Searching for Semantic Types To search for Semantic Types of columns (CTA task), SPARQL
queries are used to search for each CEA, their types. The candidates are sorted and the three
most frequent are selected. If one type is the parent of the others, we validate this as the CTA;
if not, the CTA having the highest frequency is selected.

Property search This task consists of using the entities to search for all the properties that
may exist among these entities. Thereafter, the corresponding property is selected. Figure 6
shows an example of searching for property between two columns. It consists of: (1) Getting
the QIDs of entities (Q1009 for "Maurice Kamto" −→ column 0 - and Q2410772 for "Cameroon"

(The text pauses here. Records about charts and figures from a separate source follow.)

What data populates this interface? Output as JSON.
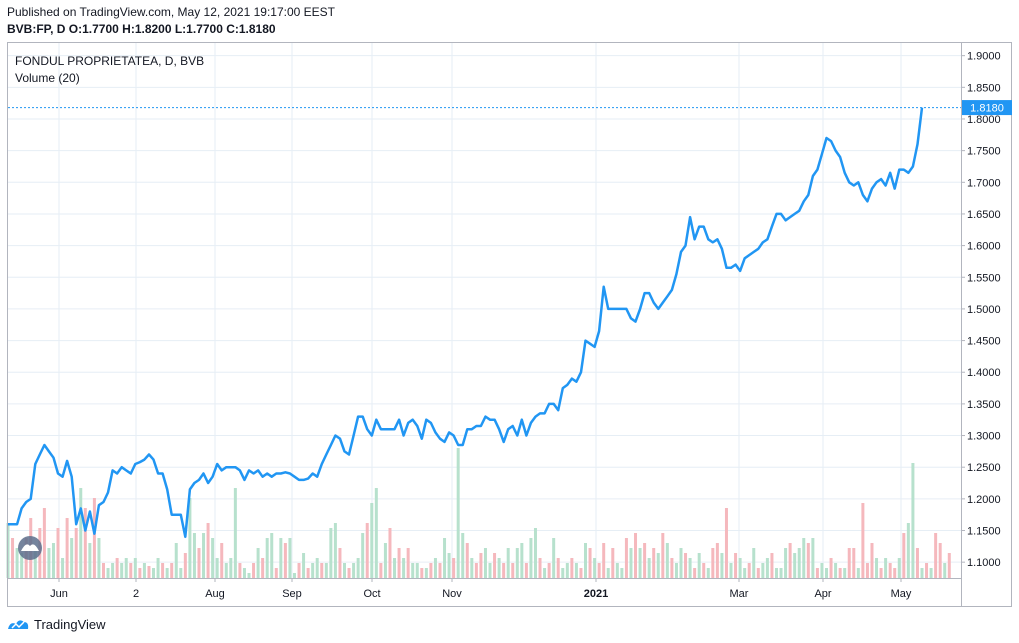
{
  "header": {
    "published": "Published on TradingView.com, May 12, 2021 19:17:00 EEST",
    "ohlc": "BVB:FP, D  O:1.7700  H:1.8200  L:1.7700  C:1.8180"
  },
  "legend": {
    "symbol": "FONDUL PROPRIETATEA, D, BVB",
    "volume": "Volume (20)"
  },
  "footer": {
    "brand": "TradingView"
  },
  "colors": {
    "line": "#2196f3",
    "last_price_label": "#2196f3",
    "volume_up": "#b7e1cd",
    "volume_down": "#f5b8bd",
    "grid": "#e6eef5"
  },
  "chart_data": {
    "type": "line",
    "title": "FONDUL PROPRIETATEA, D, BVB",
    "x_ticks": [
      "Jun",
      "2",
      "Aug",
      "Sep",
      "Oct",
      "Nov",
      "2021",
      "Mar",
      "Apr",
      "May"
    ],
    "y_ticks": [
      "1.9000",
      "1.8500",
      "1.8000",
      "1.7500",
      "1.7000",
      "1.6500",
      "1.6000",
      "1.5500",
      "1.5000",
      "1.4500",
      "1.4000",
      "1.3500",
      "1.3000",
      "1.2500",
      "1.2000",
      "1.1500",
      "1.1000"
    ],
    "ylim": [
      1.075,
      1.92
    ],
    "last_price": "1.8180",
    "grid": true,
    "series": [
      {
        "values": [
          1.16,
          1.16,
          1.16,
          1.185,
          1.195,
          1.2,
          1.255,
          1.27,
          1.285,
          1.275,
          1.265,
          1.24,
          1.235,
          1.26,
          1.235,
          1.16,
          1.185,
          1.15,
          1.18,
          1.145,
          1.19,
          1.195,
          1.21,
          1.245,
          1.24,
          1.25,
          1.245,
          1.24,
          1.255,
          1.258,
          1.262,
          1.27,
          1.262,
          1.24,
          1.24,
          1.215,
          1.175,
          1.175,
          1.175,
          1.14,
          1.215,
          1.225,
          1.23,
          1.24,
          1.225,
          1.235,
          1.255,
          1.245,
          1.25,
          1.25,
          1.25,
          1.245,
          1.23,
          1.245,
          1.24,
          1.245,
          1.235,
          1.24,
          1.235,
          1.24,
          1.24,
          1.242,
          1.24,
          1.235,
          1.23,
          1.23,
          1.232,
          1.24,
          1.235,
          1.255,
          1.27,
          1.285,
          1.3,
          1.295,
          1.275,
          1.27,
          1.3,
          1.33,
          1.33,
          1.31,
          1.3,
          1.325,
          1.31,
          1.31,
          1.31,
          1.31,
          1.325,
          1.3,
          1.32,
          1.325,
          1.315,
          1.295,
          1.325,
          1.32,
          1.305,
          1.295,
          1.29,
          1.305,
          1.3,
          1.285,
          1.285,
          1.31,
          1.31,
          1.315,
          1.315,
          1.33,
          1.325,
          1.325,
          1.31,
          1.29,
          1.31,
          1.315,
          1.3,
          1.325,
          1.3,
          1.32,
          1.33,
          1.335,
          1.335,
          1.35,
          1.35,
          1.34,
          1.375,
          1.38,
          1.39,
          1.385,
          1.4,
          1.45,
          1.445,
          1.44,
          1.465,
          1.535,
          1.5,
          1.5,
          1.5,
          1.5,
          1.5,
          1.485,
          1.48,
          1.5,
          1.525,
          1.525,
          1.51,
          1.5,
          1.51,
          1.52,
          1.53,
          1.555,
          1.59,
          1.6,
          1.645,
          1.61,
          1.63,
          1.63,
          1.61,
          1.605,
          1.61,
          1.595,
          1.565,
          1.565,
          1.57,
          1.56,
          1.58,
          1.585,
          1.59,
          1.595,
          1.605,
          1.61,
          1.63,
          1.65,
          1.65,
          1.64,
          1.645,
          1.65,
          1.655,
          1.67,
          1.68,
          1.71,
          1.72,
          1.745,
          1.77,
          1.765,
          1.75,
          1.74,
          1.715,
          1.7,
          1.695,
          1.7,
          1.68,
          1.67,
          1.69,
          1.7,
          1.705,
          1.695,
          1.715,
          1.69,
          1.72,
          1.72,
          1.715,
          1.725,
          1.76,
          1.818
        ]
      }
    ],
    "volume": {
      "name": "Volume (20)",
      "values_relative": [
        0.55,
        0.4,
        0.3,
        0.25,
        0.4,
        0.6,
        0.3,
        0.5,
        0.7,
        0.3,
        0.35,
        0.5,
        0.2,
        0.6,
        0.4,
        0.5,
        0.9,
        0.7,
        0.35,
        0.8,
        0.4,
        0.15,
        0.1,
        0.15,
        0.2,
        0.15,
        0.2,
        0.15,
        0.2,
        0.1,
        0.15,
        0.12,
        0.1,
        0.2,
        0.15,
        0.1,
        0.15,
        0.35,
        0.1,
        0.25,
        0.8,
        0.45,
        0.3,
        0.45,
        0.55,
        0.4,
        0.2,
        0.35,
        0.15,
        0.2,
        0.9,
        0.15,
        0.1,
        0.05,
        0.15,
        0.3,
        0.2,
        0.4,
        0.45,
        0.1,
        0.4,
        0.35,
        0.4,
        0.05,
        0.15,
        0.25,
        0.1,
        0.15,
        0.2,
        0.15,
        0.15,
        0.5,
        0.55,
        0.3,
        0.15,
        0.1,
        0.15,
        0.2,
        0.45,
        0.55,
        0.75,
        0.9,
        0.15,
        0.35,
        0.5,
        0.2,
        0.3,
        0.2,
        0.3,
        0.15,
        0.15,
        0.1,
        0.1,
        0.15,
        0.2,
        0.15,
        0.4,
        0.25,
        0.2,
        1.3,
        0.45,
        0.35,
        0.2,
        0.15,
        0.25,
        0.3,
        0.15,
        0.25,
        0.2,
        0.15,
        0.3,
        0.15,
        0.3,
        0.35,
        0.15,
        0.4,
        0.5,
        0.2,
        0.1,
        0.15,
        0.4,
        0.2,
        0.1,
        0.15,
        0.2,
        0.15,
        0.1,
        0.35,
        0.3,
        0.2,
        0.15,
        0.35,
        0.1,
        0.3,
        0.15,
        0.1,
        0.4,
        0.3,
        0.45,
        0.3,
        0.35,
        0.2,
        0.3,
        0.25,
        0.45,
        0.35,
        0.2,
        0.15,
        0.3,
        0.25,
        0.2,
        0.1,
        0.25,
        0.15,
        0.1,
        0.3,
        0.35,
        0.25,
        0.7,
        0.15,
        0.25,
        0.2,
        0.1,
        0.15,
        0.3,
        0.1,
        0.15,
        0.2,
        0.25,
        0.1,
        0.1,
        0.3,
        0.35,
        0.25,
        0.3,
        0.4,
        0.35,
        0.4,
        0.1,
        0.15,
        0.1,
        0.2,
        0.15,
        0.1,
        0.1,
        0.3,
        0.3,
        0.1,
        0.75,
        0.15,
        0.35,
        0.2,
        0.1,
        0.2,
        0.15,
        0.1,
        0.2,
        0.45,
        0.55,
        1.15,
        0.3,
        0.1,
        0.15,
        0.1,
        0.45,
        0.35,
        0.15,
        0.25
      ],
      "up": [
        1,
        0,
        1,
        1,
        0,
        0,
        1,
        0,
        0,
        1,
        1,
        0,
        1,
        0,
        1,
        0,
        1,
        0,
        1,
        0,
        1,
        0,
        1,
        1,
        0,
        1,
        1,
        0,
        1,
        0,
        1,
        0,
        1,
        1,
        0,
        1,
        0,
        1,
        1,
        0,
        1,
        1,
        0,
        1,
        0,
        1,
        1,
        0,
        1,
        1,
        1,
        0,
        1,
        1,
        0,
        1,
        0,
        1,
        1,
        0,
        1,
        0,
        1,
        1,
        0,
        1,
        0,
        1,
        1,
        0,
        1,
        1,
        1,
        0,
        1,
        0,
        1,
        1,
        1,
        0,
        1,
        1,
        0,
        1,
        0,
        1,
        0,
        1,
        0,
        1,
        1,
        0,
        1,
        0,
        1,
        0,
        1,
        1,
        0,
        1,
        1,
        0,
        1,
        0,
        0,
        1,
        1,
        0,
        1,
        0,
        1,
        0,
        1,
        1,
        0,
        1,
        1,
        0,
        1,
        0,
        1,
        0,
        1,
        1,
        0,
        1,
        0,
        1,
        0,
        1,
        0,
        0,
        1,
        0,
        1,
        1,
        0,
        1,
        0,
        1,
        0,
        1,
        0,
        1,
        0,
        1,
        0,
        1,
        1,
        0,
        1,
        0,
        1,
        0,
        1,
        0,
        0,
        1,
        0,
        1,
        0,
        1,
        1,
        0,
        1,
        0,
        1,
        1,
        0,
        1,
        1,
        1,
        0,
        1,
        1,
        1,
        0,
        1,
        0,
        1,
        1,
        0,
        1,
        0,
        1,
        0,
        0,
        1,
        0,
        0,
        0,
        1,
        0,
        1,
        0,
        0,
        1,
        0,
        1,
        1,
        0,
        1,
        0,
        1,
        0,
        0,
        1,
        0,
        1,
        0,
        0,
        1
      ]
    }
  }
}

−→ column 1); (2) searching for all properties that link column 0 to column 1: getting all the
properties of the entity Q2410772 and identifying from these properties, the ones that have
as range entity Q1009 - in our case, we found P27 (Country of Citizenships). This process is
repeated for each row in the tabular data. At its end, the property having the most occurrences
is selected as the CPA
   The pipeline presented in this section was experimented during Round 3 and we have obtained
the second position for the annotation of BioDivTab and the third position for the annotation
of GitTables. Figure 7 is an example of the execution of our program during the annotation
process.


3. Results
The SemTab 2022 challenge consisted of three Rounds that lasted from June 13 to October 15,
2022. In this section, we present the results we obtained during these 3 Rounds.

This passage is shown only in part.